Le pet d’éveil
Abu Bakh (Dieu veille sur lui !) cheminait un matin avec quelques disciples.
Le sage allait devant, assis sur son baudet. Les autres étaient à pied. Comme ils allaient ainsi sous le soleil content, l’âne lâcha un pet. Bouleversement d’Abu Bakh. Il sursauta en gémissant comme un amant soudain éperdu de bonheur, il se déchira la chemise, la face au ciel, riant, pleurant.
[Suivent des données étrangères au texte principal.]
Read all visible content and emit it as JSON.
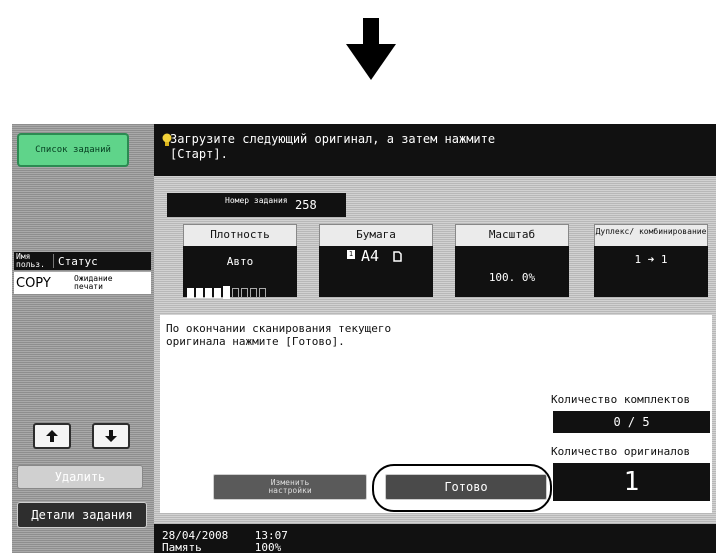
{
  "sidebar": {
    "job_list_label": "Список заданий",
    "col_user": "Имя польз.",
    "col_status": "Статус",
    "job": {
      "user": "COPY",
      "status": "Ожидание печати"
    },
    "delete_label": "Удалить",
    "details_label": "Детали задания"
  },
  "message": "Загрузите следующий оригинал, а затем нажмите [Старт].",
  "job_number": {
    "label": "Номер задания",
    "value": "258"
  },
  "settings": {
    "density": {
      "label": "Плотность",
      "value": "Авто",
      "level": 5,
      "steps": 9
    },
    "paper": {
      "label": "Бумага",
      "tray": "1",
      "value": "A4",
      "orientation_icon": "portrait-page-icon"
    },
    "zoom": {
      "label": "Масштаб",
      "value": "100. 0%"
    },
    "duplex": {
      "label": "Дуплекс/ комбинирование",
      "value": "1 ➜ 1"
    }
  },
  "instruction": "По окончании сканирования текущего оригинала нажмите [Готово].",
  "sets": {
    "label": "Количество комплектов",
    "value": "0 / 5"
  },
  "originals": {
    "label": "Количество оригиналов",
    "value": "1"
  },
  "buttons": {
    "change_settings": "Изменить настройки",
    "done": "Готово"
  },
  "footer": {
    "date": "28/04/2008",
    "time": "13:07",
    "line2_label": "Память",
    "line2_value": "100%"
  },
  "colors": {
    "accent_green": "#5fd48a",
    "screen_black": "#111111"
  }
}
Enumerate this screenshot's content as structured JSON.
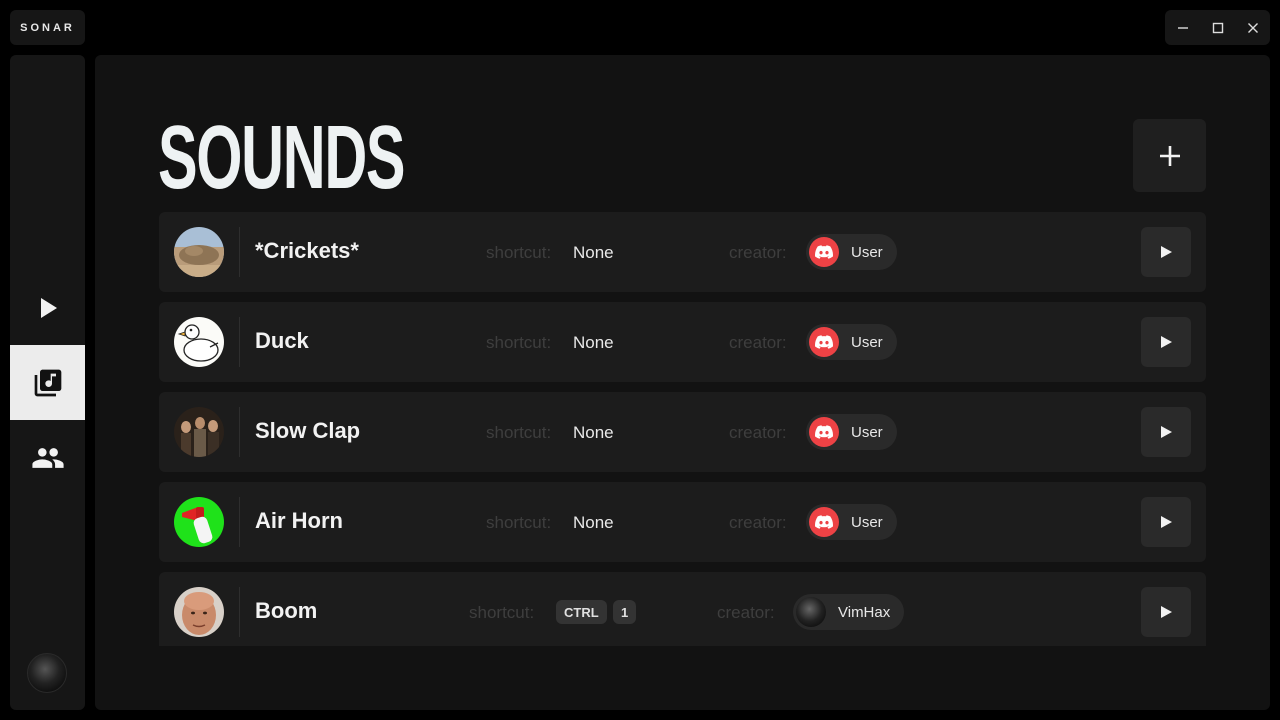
{
  "app": {
    "brand": "SONAR"
  },
  "window_controls": {
    "icons": [
      "minimize-icon",
      "maximize-icon",
      "close-icon"
    ]
  },
  "sidebar": {
    "items": [
      {
        "icon": "play-icon",
        "active": false
      },
      {
        "icon": "music-library-icon",
        "active": true
      },
      {
        "icon": "people-icon",
        "active": false
      }
    ],
    "avatar": "user-avatar"
  },
  "main": {
    "title": "SOUNDS",
    "add_icon": "plus-icon",
    "shortcut_label": "shortcut:",
    "creator_label": "creator:",
    "sounds": [
      {
        "name": "*Crickets*",
        "shortcut": "None",
        "creator": "User",
        "creator_icon": "discord-icon"
      },
      {
        "name": "Duck",
        "shortcut": "None",
        "creator": "User",
        "creator_icon": "discord-icon"
      },
      {
        "name": "Slow Clap",
        "shortcut": "None",
        "creator": "User",
        "creator_icon": "discord-icon"
      },
      {
        "name": "Air Horn",
        "shortcut": "None",
        "creator": "User",
        "creator_icon": "discord-icon"
      },
      {
        "name": "Boom",
        "shortcut_keys": [
          "CTRL",
          "1"
        ],
        "creator": "VimHax",
        "creator_icon": "user-avatar"
      }
    ]
  },
  "colors": {
    "background": "#000000",
    "panel": "#121212",
    "row": "#1c1c1c",
    "discord_red": "#ed4245",
    "active_nav": "#ececec"
  }
}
- Seigneur, s’exclama-t-il, Seigneur, comme je T’aime ! Comme Tu parles juste et clair dans Ton infinie compassion !
Ses disciples se regardèrent, déconcertés, les sourcils hauts.
L’un d’eux osa lui demander :
- Maître, que vous arrive-t-il ? Un âne pète et Dieu vous vient ?
L’air nous manque, expliquez-nous vite !
Il répondit :
- Mes chers enfants, comme nous allions sous la brise, l’âme en paix et le corps aussi, je pensais : « Je chevauche droit, bien au chaud dans mon grand manteau, mes disciples sont là autour, trottinant au plus près de moi. Ils sont discrets, ils me respectent, ils se disputent le plaisir de tenir la bride de l’âne. Décidément, je suis quelqu’un. Je suis un cheikh considérable. Voilà comment, le jour venu, honoré de la terre au ciel, j’entrerai dans la haute gloire de la résurrection des saints ! » Comme je me disais cela, l’âne péta.
Réponse brève à ma litanie d’âneries, mais d’une justesse si pure que extase m’en est venue.